With the midterms less than two months away and the start of early voting just a few weeks from now, polling is giving us a clearer picture of what issue is likely to bring out the most voters – and the data shows that it’s likely abortion rights.
According to a CBS 17/Emerson College/The Hill poll of likely voters in North Carolina, the issue they’re most concerned about is the economy but the issue most likely to get them to actually cast a ballot is abortion rights.
The midterms, which the Republican Party and many election forecasters initially expected to be a slam-dunk for the GOP, have now turned into a nightmare for the party after the U.S. Supreme Court’s overturning of Roe v. Wade. Winning the Senate now appears to be nothing more than an unrealistic dream for the party.
North Carolina-based Republican pollster Paul Shumaker is warning GOP legislators that “voters are ready to punish the party for restricting access to abortion too much,” according to Politico. In a survey of 800 likely North Carolina voters, Shumaker found that only about 25% said that abortions should either not be legal in any circumstance or only be legal if the life of the mother is endangered. Even among Republicans, 60% don’t support such harsh restrictions.
Focus groups of Trump-to-Biden voters conducted by Engagious/Schlesinger also showed abortion as the top issue with “getting inflation under control” coming in second.
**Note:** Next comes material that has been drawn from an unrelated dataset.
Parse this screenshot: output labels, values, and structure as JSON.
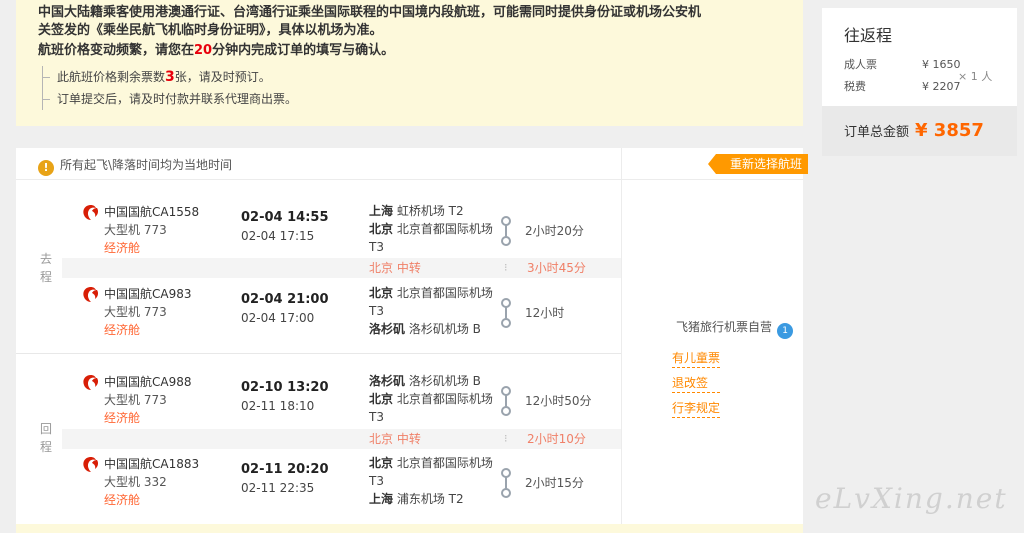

Although the focus groups didn’t indicate if these voters would show up to vote specifically because of abortion, it did show that abortion rights were the top concern among these North Carolina swing voters.
“Several North Carolina swing voters indicated that when the Court overturned Roe, it inserted a major new consideration into their political decision-making,” said Rich Thau, president of Engagious, who moderated the focus groups.
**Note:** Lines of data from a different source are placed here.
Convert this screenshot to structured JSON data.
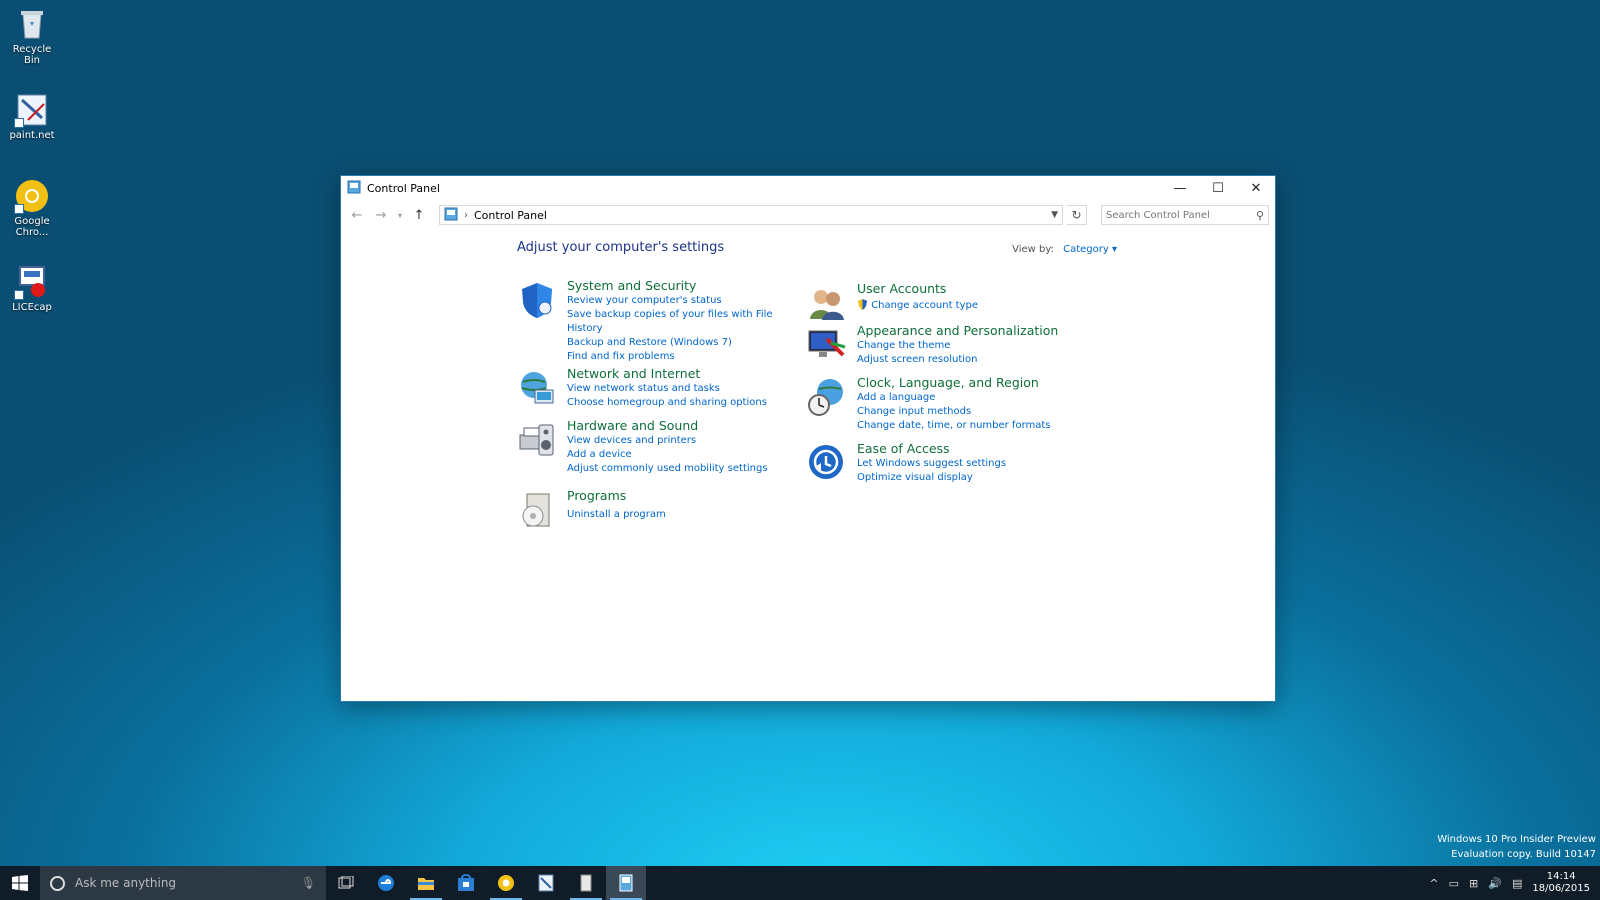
{
  "desktop": {
    "icons": [
      {
        "label": "Recycle Bin",
        "icon": "recycle-bin-icon"
      },
      {
        "label": "paint.net",
        "icon": "paintnet-icon"
      },
      {
        "label": "Google Chro...",
        "icon": "chrome-icon"
      },
      {
        "label": "LICEcap",
        "icon": "licecap-icon"
      }
    ]
  },
  "window": {
    "title": "Control Panel",
    "address": {
      "crumb": "Control Panel"
    },
    "search_placeholder": "Search Control Panel",
    "heading": "Adjust your computer's settings",
    "view_by_label": "View by:",
    "view_by_value": "Category",
    "categories_left": [
      {
        "title": "System and Security",
        "icon": "shield-icon",
        "links": [
          "Review your computer's status",
          "Save backup copies of your files with File History",
          "Backup and Restore (Windows 7)",
          "Find and fix problems"
        ]
      },
      {
        "title": "Network and Internet",
        "icon": "network-globe-icon",
        "links": [
          "View network status and tasks",
          "Choose homegroup and sharing options"
        ]
      },
      {
        "title": "Hardware and Sound",
        "icon": "printer-speaker-icon",
        "links": [
          "View devices and printers",
          "Add a device",
          "Adjust commonly used mobility settings"
        ]
      },
      {
        "title": "Programs",
        "icon": "programs-disc-icon",
        "links": [
          "Uninstall a program"
        ]
      }
    ],
    "categories_right": [
      {
        "title": "User Accounts",
        "icon": "users-icon",
        "links": [
          "Change account type"
        ]
      },
      {
        "title": "Appearance and Personalization",
        "icon": "monitor-palette-icon",
        "links": [
          "Change the theme",
          "Adjust screen resolution"
        ]
      },
      {
        "title": "Clock, Language, and Region",
        "icon": "clock-globe-icon",
        "links": [
          "Add a language",
          "Change input methods",
          "Change date, time, or number formats"
        ]
      },
      {
        "title": "Ease of Access",
        "icon": "ease-of-access-icon",
        "links": [
          "Let Windows suggest settings",
          "Optimize visual display"
        ]
      }
    ]
  },
  "taskbar": {
    "search_text": "Ask me anything",
    "apps": [
      "task-view-icon",
      "edge-icon",
      "file-explorer-icon",
      "store-icon",
      "chrome-icon",
      "paintnet-icon",
      "licecap-icon",
      "control-panel-icon"
    ],
    "time": "14:14",
    "date": "18/06/2015"
  },
  "watermark": {
    "line1": "Windows 10 Pro Insider Preview",
    "line2": "Evaluation copy. Build 10147"
  },
  "colors": {
    "category_title": "#0f6e3a",
    "link": "#0066cc",
    "heading": "#1e3287",
    "taskbar": "#101c28"
  }
}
It’s unclear why or how Republicans misread the political climate so badly following the Supreme Court’s decision, but what many GOP politicians thought was a cause for celebration appears to be turning into a recipe for losing elections.
Many Republicans across the country and in North Carolina are trying to “soften” their stance on abortion, or are simply pretending it’s not even an issue worth mentioning anymore. Then there are others, like North Carolina’s U.S. Senate candidate Ted Budd, who called the high court’s decision “a historic victory” and is now supporting a bill banning abortions in the U.S. after 15 weeks of pregnancy.
As is often the case in elections, turnout will be the key. The polling looks good for many candidates who support reproductive rights, but it’s going to take people actually voting in the upcoming election in order for these rights to be protected.